I don’t remember seeing anything on paper about Candlekeep so, just for that, it will be interesting. The small adventure seeds can be good too but, i do agree with @tankkommander , we DM really need to fix the adventures compare to back in the day (even though they add many mistakes like a hydra in a 10×10 room!)…
I really like the system of 5th edition and reading the books (not the indexes though 🙂 )
Yep.
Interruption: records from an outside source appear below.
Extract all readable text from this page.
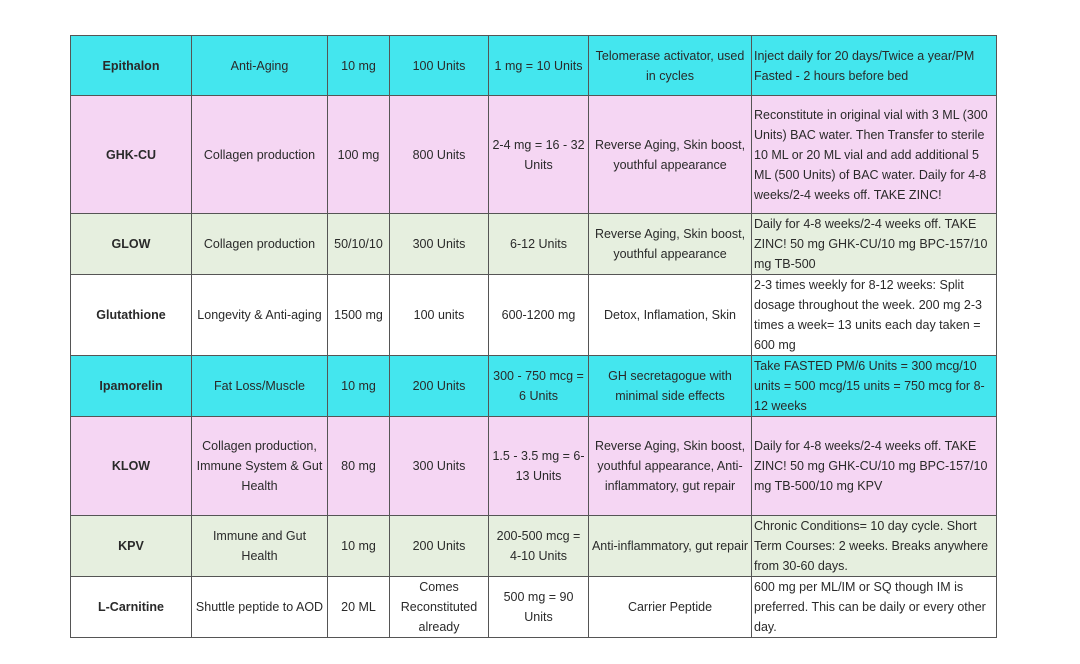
Epithalon	Anti-Aging	10 mg	100 Units	1 mg = 10 Units	Telomerase activator, used in cycles	Inject daily for 20 days/Twice a year/PM Fasted - 2 hours before bed
GHK-CU	Collagen production	100 mg	800 Units	2-4 mg = 16 - 32 Units	Reverse Aging, Skin boost, youthful appearance	Reconstitute in original vial with 3 ML (300 Units) BAC water. Then Transfer to sterile 10 ML or 20 ML vial and add additional 5 ML (500 Units) of BAC water. Daily for 4-8 weeks/2-4 weeks off. TAKE ZINC!
GLOW	Collagen production	50/10/10	300 Units	6-12 Units	Reverse Aging, Skin boost, youthful appearance	Daily for 4-8 weeks/2-4 weeks off. TAKE ZINC! 50 mg GHK-CU/10 mg BPC-157/10 mg TB-500
Glutathione	Longevity & Anti-aging	1500 mg	100 units	600-1200 mg	Detox, Inflamation, Skin	2-3 times weekly for 8-12 weeks: Split dosage throughout the week. 200 mg 2-3 times a week= 13 units each day taken = 600 mg
Ipamorelin	Fat Loss/Muscle	10 mg	200 Units	300 - 750 mcg = 6 Units	GH secretagogue with minimal side effects	Take FASTED PM/6 Units = 300 mcg/10 units = 500 mcg/15 units = 750 mcg for 8-12 weeks
KLOW	Collagen production, Immune System & Gut Health	80 mg	300 Units	1.5 - 3.5 mg = 6-13 Units	Reverse Aging, Skin boost, youthful appearance, Anti-inflammatory, gut repair	Daily for 4-8 weeks/2-4 weeks off. TAKE ZINC! 50 mg GHK-CU/10 mg BPC-157/10 mg TB-500/10 mg KPV
KPV	Immune and Gut Health	10 mg	200 Units	200-500 mcg = 4-10 Units	Anti-inflammatory, gut repair	Chronic Conditions= 10 day cycle. Short Term Courses: 2 weeks. Breaks anywhere from 30-60 days.
L-Carnitine	Shuttle peptide to AOD	20 ML	Comes Reconstituted already	500 mg = 90 Units	Carrier Peptide	600 mg per ML/IM or SQ though IM is preferred. This can be daily or every other day.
The ‘excuse’ for the unbalanced first encounter in Rime was that “you are not meant to fight him at 1st level”….well thanks, I do hope as DM I can force my players not to take certain actions and hope they don’t feel railroaded :p And which one had the dragon attack the town, but it told the DM to play the dragon as dumb… nothing like taking an iconic D&D monster and making it look like trash.
Oh boy!
Also beeing a player, i can say that players can do dumb actions… If players are not suppose to do something, don’t put them in front of it! They should maybe see the aftermath of a dragon attack…
I think I might prefer this to other published adventures. I usually ended up just taking the parts out of them that I wanted to and ignoring the rest anyway so a more loosely connected set would make that easier I imagine. Plus the finding a book hook is easy to drop into ongoing adventures.